18  Unsupervised Learning

Welcome to your first module about machine learning! Machine learning is a type of artificial intelligence that uses algorithms and statistical models to make decisions or predictions about data. With today’s computing power, machine learning is changing the world faster than ever before.

This module focuses on a machine learning concept known as unsupervised learning. With unsupervised learning, algorithms use test data to build models that categorize the relationships among data points. For example, when you review an item for purchase on a website, unsupervised learning algorithms might identify related items that people frequently purchase together.

For using unsupervised learning models, you’ll get introduced to a powerful Python package named scikit-learn.

18.1 Introduction to Machine Learning

Overview

This lesson will introduce you to machine learning, especially to one approach that we use in this field called unsupervised learning. Often with unsupervised learning, the goal is to let the machine learning help us figure out what groups, patterns, and structures to use for our data. The machine learning can do all that on its own—without us telling it what those groups, patterns, and structures are. Instead, it learns from the data that we give it and figures them out by itself. In this lesson, we’ll learn how to use an unsupervised learning algorithm named K-means to help cluster our data into groups.

What You’ll Learn

  • By the end of this lesson, you will be able to:

  • Recognize the differences between supervised and unsupervised machine learning.

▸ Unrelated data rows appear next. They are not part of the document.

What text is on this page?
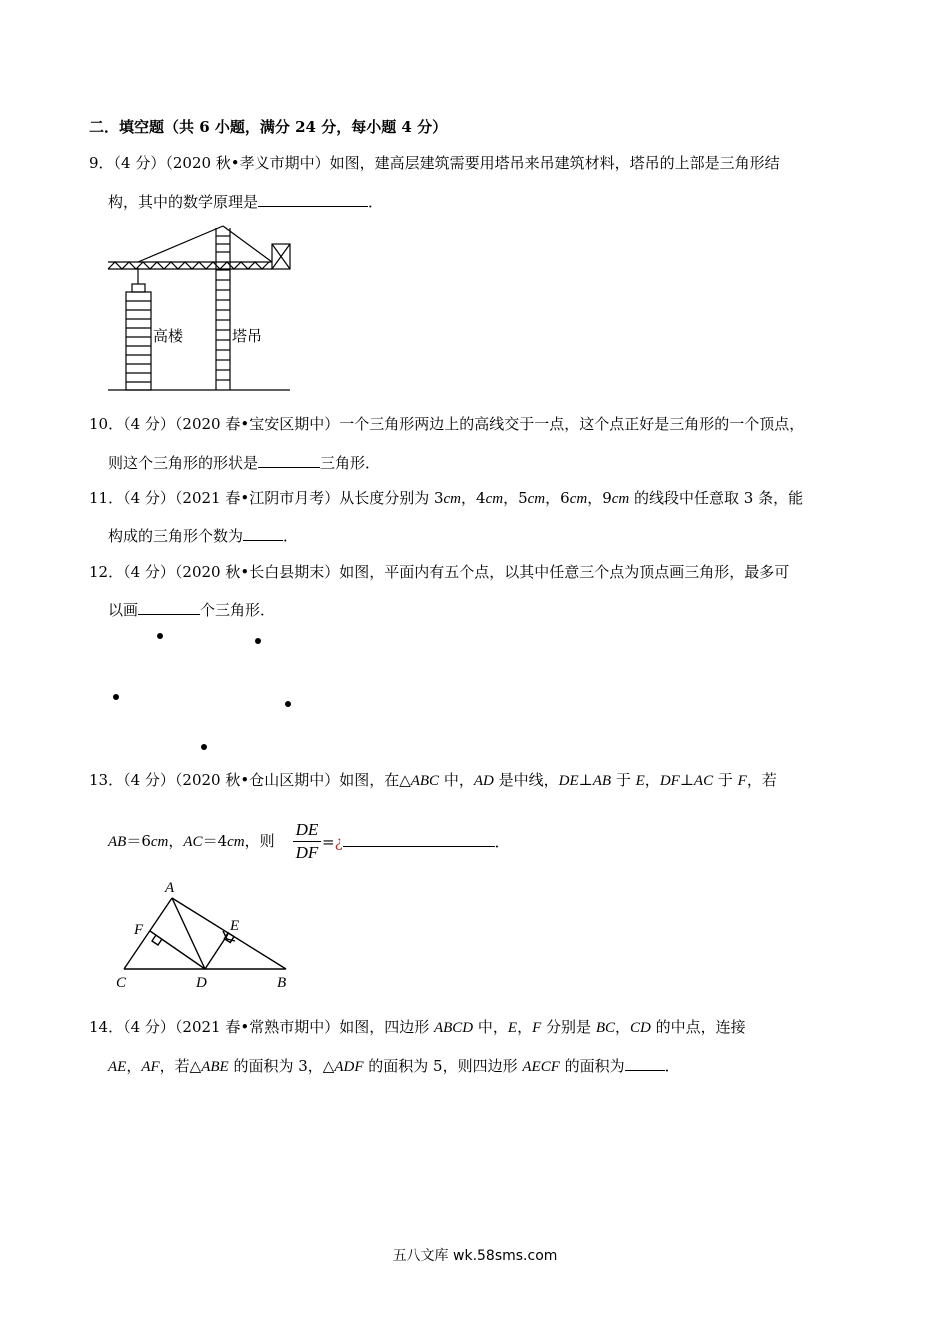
二．填空题（共 6 小题，满分 24 分，每小题 4 分）
9．（4 分）（2020 秋•孝义市期中）如图，建高层建筑需要用塔吊来吊建筑材料，塔吊的上部是三角形结
构，其中的数学原理是	．
高楼	塔吊
10．（4 分）（2020 春•宝安区期中）一个三角形两边上的高线交于一点，这个点正好是三角形的一个顶点，
则这个三角形的形状是	三角形．
11．（4 分）（2021 春•江阴市月考）从长度分别为 3cm，4cm，5cm，6cm，9cm 的线段中任意取 3 条，能
构成的三角形个数为	．
12．（4 分）（2020 秋•长白县期末）如图，平面内有五个点，以其中任意三个点为顶点画三角形，最多可
以画	个三角形．
13．（4 分）（2020 秋•仓山区期中）如图，在△ABC 中，AD 是中线，DE⊥AB 于 E，DF⊥AC 于 F，若
AB＝6cm，AC＝4cm，则
DE
DF
=¿	．
A
B
C	D
E
F
14．（4 分）（2021 春•常熟市期中）如图，四边形 ABCD 中，E，F 分别是 BC，CD 的中点，连接
AE，AF，若△ABE 的面积为 3，△ADF 的面积为 5，则四边形 AECF 的面积为	．
五八文库 wk.58sms.com
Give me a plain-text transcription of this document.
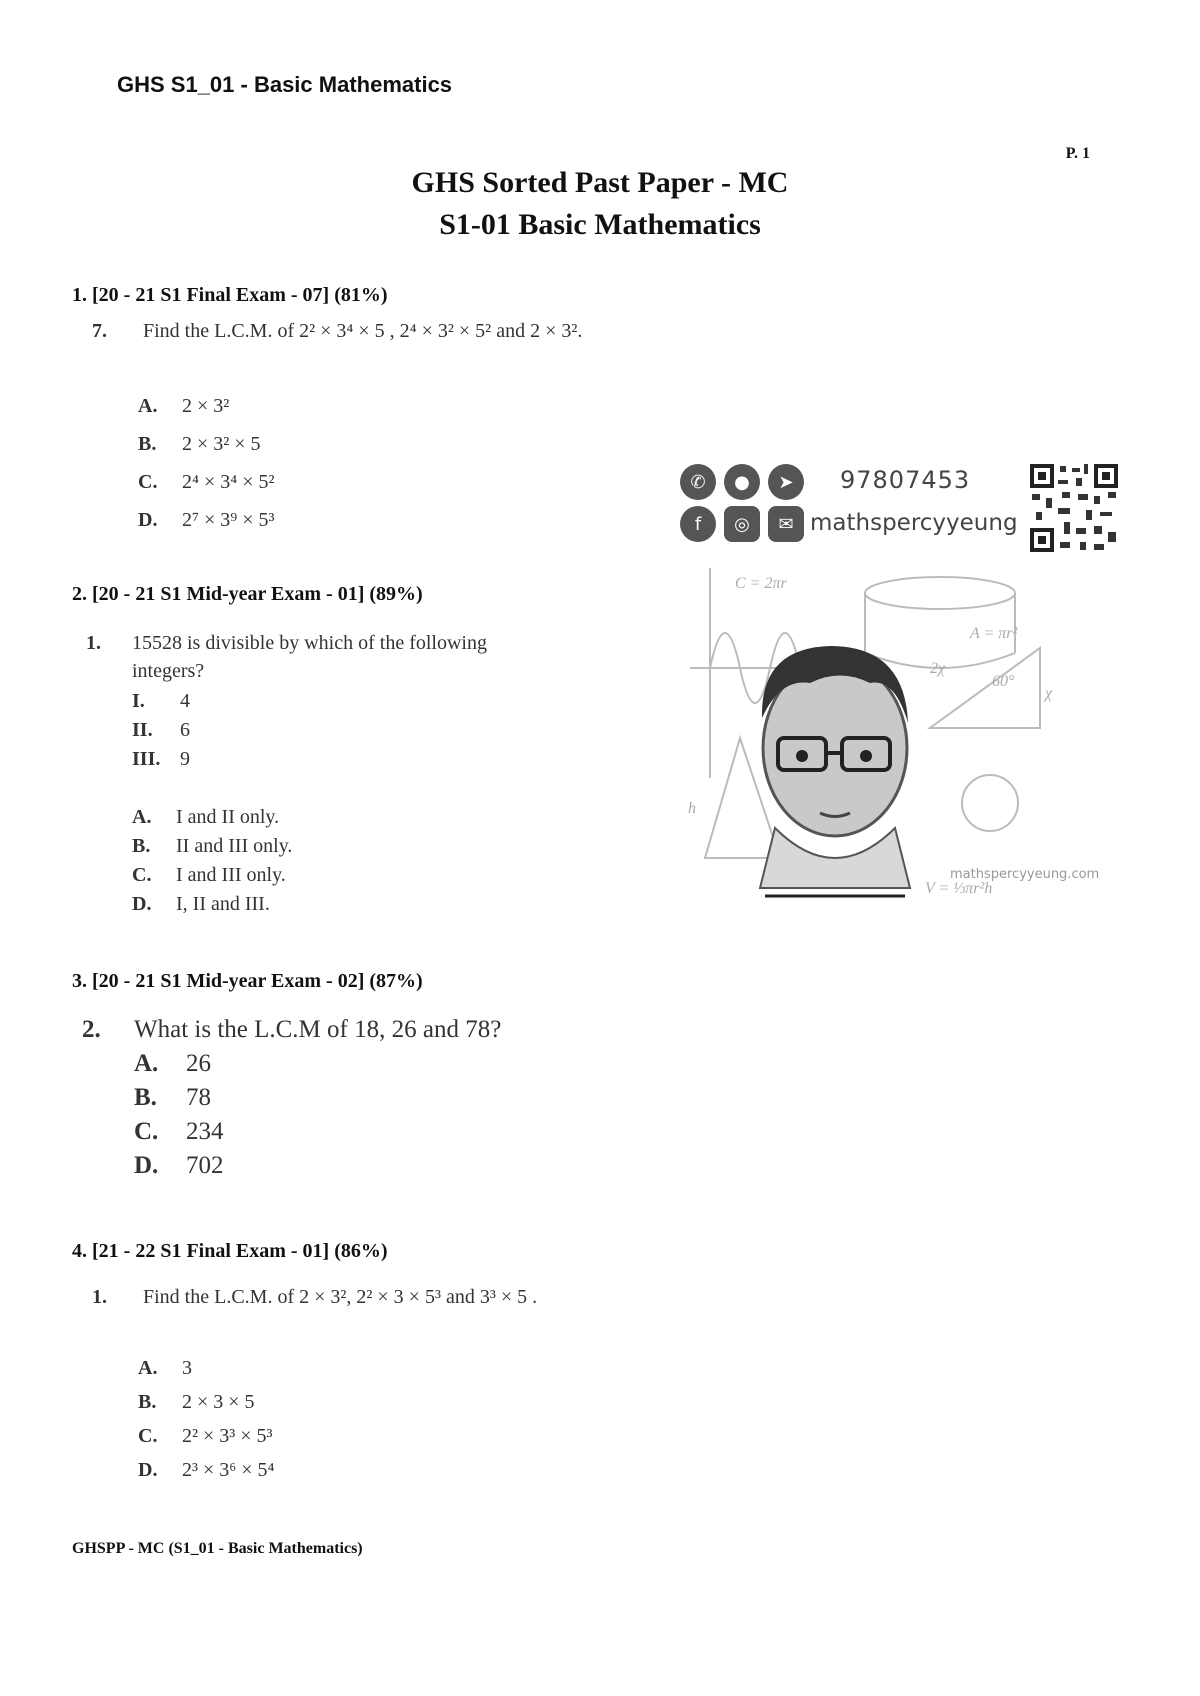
GHS S1_01 - Basic Mathematics
P. 1
GHS Sorted Past Paper - MC
S1-01 Basic Mathematics
1. [20 - 21 S1 Final Exam - 07] (81%)
7. Find the L.C.M. of 2² × 3⁴ × 5 , 2⁴ × 3² × 5² and 2 × 3².
A. 2 × 3²
B. 2 × 3² × 5
C. 2⁴ × 3⁴ × 5²
D. 2⁷ × 3⁹ × 5³
2. [20 - 21 S1 Mid-year Exam - 01] (89%)
1. 15528 is divisible by which of the following
integers?
I. 4
II. 6
III. 9
A. I and II only.
B. II and III only.
C. I and III only.
D. I, II and III.
✆	●	➤	97807453
f	◎	✉ mathspercyyeung
C = 2πr
A = πr²
60°
2χ
χ
h
V = ⅓πr²h
mathspercyyeung.com
3. [20 - 21 S1 Mid-year Exam - 02] (87%)
2. What is the L.C.M of 18, 26 and 78?
A. 26
B. 78
C. 234
D. 702
4. [21 - 22 S1 Final Exam - 01] (86%)
1. Find the L.C.M. of 2 × 3², 2² × 3 × 5³ and 3³ × 5 .
A. 3
B. 2 × 3 × 5
C. 2² × 3³ × 5³
D. 2³ × 3⁶ × 5⁴
GHSPP - MC (S1_01 - Basic Mathematics)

  • Define clustering and how people use it in data analysis.

  • Apply the K-means algorithm to identify the clusters in a dataset.

  • Determine the optimal number of clusters for a dataset by using the elbow method.

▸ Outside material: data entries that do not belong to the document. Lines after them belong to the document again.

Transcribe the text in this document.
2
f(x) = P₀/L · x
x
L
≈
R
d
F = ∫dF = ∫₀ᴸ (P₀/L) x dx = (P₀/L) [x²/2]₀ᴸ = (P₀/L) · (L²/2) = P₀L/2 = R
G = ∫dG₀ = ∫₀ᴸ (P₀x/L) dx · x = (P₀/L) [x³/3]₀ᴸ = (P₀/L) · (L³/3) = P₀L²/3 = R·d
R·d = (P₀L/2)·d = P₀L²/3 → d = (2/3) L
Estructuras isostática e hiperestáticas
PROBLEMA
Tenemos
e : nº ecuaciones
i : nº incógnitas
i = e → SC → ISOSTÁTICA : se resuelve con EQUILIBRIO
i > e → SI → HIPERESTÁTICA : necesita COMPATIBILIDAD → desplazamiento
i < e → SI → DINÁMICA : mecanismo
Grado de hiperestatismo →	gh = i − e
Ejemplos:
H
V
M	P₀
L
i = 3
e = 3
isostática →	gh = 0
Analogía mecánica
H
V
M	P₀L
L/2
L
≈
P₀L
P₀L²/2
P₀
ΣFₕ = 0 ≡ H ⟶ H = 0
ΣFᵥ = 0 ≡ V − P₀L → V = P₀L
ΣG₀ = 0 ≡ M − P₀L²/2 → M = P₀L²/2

18.2 Machine Learning in Practice

Overview

This lesson delves more deeply into machine learning by beginning with a recap of the previous lesson and then delving into normalizing, preprocessing, and segmenting data. The goal of the lesson is to enable you to refine your unsupervised learning algorithms and flexibly apply them to various applications.

What You’ll Learn

By the end of this lesson, you will be able to:

  • Segment data.

  • Prepare data for complex algorithms.

  • Explain the importance of preprocessing data for unsupervised learning.

  • Transform categorical variables into a numerical representation using Pandas.

  • Scale data by using the StandardScaler module from scikit-learn.

18.3 Principal Component Analysis (PCA)

Overview

With machine learning, accuracy isn’t the only performance metric to consider. Clustering algorithms, such as K-means, often suffer from something known as the curse of dimensionality—or too many features than we can make sense of in a single model. However, we can often fix this and improve the efficiency of our clustering by applying a technique called principal component analysis (PCA).

What You’ll Learn

  • By the end of this lesson, you will be able to:

  • Explain what PCA is and how to use it to reduce the dimensionality of data.

  • Explain how PCA relates to K-means and other applications in machine learning.

  • Use PCA to reduce the number of features in an unsupervised learning setting.